Marriage is like a fortress besieged: those who are outside want to get in, and those who are inside want to get out
– French proverb and quoted in and inspired the title of the Chinese novel, Fortress Besieged.
After being passionate about bigness, and the magnificent, the splendid, and the modern, I started to learn to appreciate the beauty of smallness.
Growing up in the Smallness
Grew up in a mid-sized city, Luoyang, in the middle part of China (with 6 million population), most of the things around me are small.
The biggest building in the area of my school is a theater. In the current world-class standard, that theater is just a mini model of the real theater at 3:1 scale.

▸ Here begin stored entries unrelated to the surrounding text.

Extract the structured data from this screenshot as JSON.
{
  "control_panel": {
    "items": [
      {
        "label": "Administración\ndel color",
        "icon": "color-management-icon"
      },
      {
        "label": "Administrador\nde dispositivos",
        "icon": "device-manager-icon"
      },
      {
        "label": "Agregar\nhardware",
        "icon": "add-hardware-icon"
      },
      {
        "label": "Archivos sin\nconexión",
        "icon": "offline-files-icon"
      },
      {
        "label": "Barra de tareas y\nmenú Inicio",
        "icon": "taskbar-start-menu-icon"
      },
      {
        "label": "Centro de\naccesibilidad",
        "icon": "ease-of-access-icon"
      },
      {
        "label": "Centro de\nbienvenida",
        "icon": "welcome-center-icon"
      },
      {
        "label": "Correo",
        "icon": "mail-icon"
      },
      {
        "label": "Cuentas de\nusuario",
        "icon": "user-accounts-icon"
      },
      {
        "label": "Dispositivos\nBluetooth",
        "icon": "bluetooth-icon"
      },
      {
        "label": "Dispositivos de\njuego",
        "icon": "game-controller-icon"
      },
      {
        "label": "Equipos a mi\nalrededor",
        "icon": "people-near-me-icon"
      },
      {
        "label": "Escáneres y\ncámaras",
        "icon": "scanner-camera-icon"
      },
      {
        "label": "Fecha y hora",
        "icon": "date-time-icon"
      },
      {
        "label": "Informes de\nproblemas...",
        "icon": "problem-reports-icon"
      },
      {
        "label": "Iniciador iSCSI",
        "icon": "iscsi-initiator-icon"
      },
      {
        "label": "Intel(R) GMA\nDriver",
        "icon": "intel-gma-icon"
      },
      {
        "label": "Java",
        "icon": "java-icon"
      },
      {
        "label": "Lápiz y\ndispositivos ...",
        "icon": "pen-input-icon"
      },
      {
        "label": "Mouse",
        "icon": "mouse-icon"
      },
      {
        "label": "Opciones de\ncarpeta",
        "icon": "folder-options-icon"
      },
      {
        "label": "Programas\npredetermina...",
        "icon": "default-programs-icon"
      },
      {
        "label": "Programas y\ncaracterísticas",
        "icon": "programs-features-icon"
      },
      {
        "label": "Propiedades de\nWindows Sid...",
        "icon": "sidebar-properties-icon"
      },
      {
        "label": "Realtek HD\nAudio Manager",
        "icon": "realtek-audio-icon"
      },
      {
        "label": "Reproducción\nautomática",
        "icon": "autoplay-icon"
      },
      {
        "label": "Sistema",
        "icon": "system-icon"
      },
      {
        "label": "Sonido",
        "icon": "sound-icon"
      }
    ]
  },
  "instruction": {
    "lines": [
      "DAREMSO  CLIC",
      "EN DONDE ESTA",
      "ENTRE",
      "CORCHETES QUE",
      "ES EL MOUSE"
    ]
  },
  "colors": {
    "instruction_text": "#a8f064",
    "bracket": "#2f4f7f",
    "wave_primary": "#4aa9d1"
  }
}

The tallest building in the area is 6 stories high. In the current Shanghai standard, the lowest residential building that is not classified as a villa.
The road is narrow – just one wide lane in each direction, making it difficult to pass.

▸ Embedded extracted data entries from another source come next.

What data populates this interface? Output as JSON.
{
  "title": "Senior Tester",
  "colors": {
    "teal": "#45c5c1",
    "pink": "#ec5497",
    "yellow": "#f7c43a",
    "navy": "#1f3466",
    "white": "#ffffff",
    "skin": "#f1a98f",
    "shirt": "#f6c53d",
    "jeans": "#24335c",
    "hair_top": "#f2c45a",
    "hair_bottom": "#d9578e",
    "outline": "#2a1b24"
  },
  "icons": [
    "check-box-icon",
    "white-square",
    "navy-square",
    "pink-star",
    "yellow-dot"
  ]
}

That was the memory in the early of 1990s.
Beijing! The Big City
My first visit to Beijing in 1993 shocked me a lot. I loved the high-raised residential buildings that stands 18 floors high from where I stand. The contrast made me, and I believe many Chinese people, to admire the height of the buildings, and the width of the road.
Later, after I am transplanted to Shanghai, the high buildings, and complicated road system, including the traffic jam, are mixed together to form a scene of the modern, and the future.

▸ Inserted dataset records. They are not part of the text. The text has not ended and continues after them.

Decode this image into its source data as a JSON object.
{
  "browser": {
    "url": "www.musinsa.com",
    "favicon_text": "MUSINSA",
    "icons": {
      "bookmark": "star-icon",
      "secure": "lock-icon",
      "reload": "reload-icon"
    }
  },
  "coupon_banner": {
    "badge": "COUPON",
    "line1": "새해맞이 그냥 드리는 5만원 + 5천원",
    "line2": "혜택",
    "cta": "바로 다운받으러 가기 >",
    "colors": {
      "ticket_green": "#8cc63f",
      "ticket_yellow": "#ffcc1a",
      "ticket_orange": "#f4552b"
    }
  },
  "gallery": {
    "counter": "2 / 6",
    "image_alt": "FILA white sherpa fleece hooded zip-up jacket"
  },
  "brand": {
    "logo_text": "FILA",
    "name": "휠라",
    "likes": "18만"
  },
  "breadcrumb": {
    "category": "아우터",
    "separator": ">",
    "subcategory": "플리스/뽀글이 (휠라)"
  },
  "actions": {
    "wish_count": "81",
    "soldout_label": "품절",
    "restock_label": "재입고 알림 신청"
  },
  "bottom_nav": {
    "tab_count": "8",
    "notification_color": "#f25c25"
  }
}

“How I hope one day, Luoyang can be as big as Shanghai!” I dreamed when the tallest building of 14 floors in height was just under discussion.
Back to Smallness
After 15 years in Shanghai, and travel to many places in this world, I started to really understand the beauty of smallness. I started to enjoy travel to the old Hongqiao Airport T1 instead of much more modern, and big Pudong Airport, because the small airport provide easy access to the city, and don’t require me to walk too long. Just few years ago, the bad news of losing the chance to fly to/from PVG would ruin my entire day. The airport I like most started to be the Nanyang Airport, and Aspen airport, where you pick up your luggage at the side of the aircraft, and everyone walk from the plane through the small room (they call it terminal), feeling as the VIP of VIPs.
I started to love small town like Aspen, CO, or small city in Hainan. If I have a choice, I live in places like Aspen where there is just 5000 residents. Los Angeles? Oh. No. Thanks. New York? Oh. No. Thanks!
Smallness is the outside of my besieged fortress.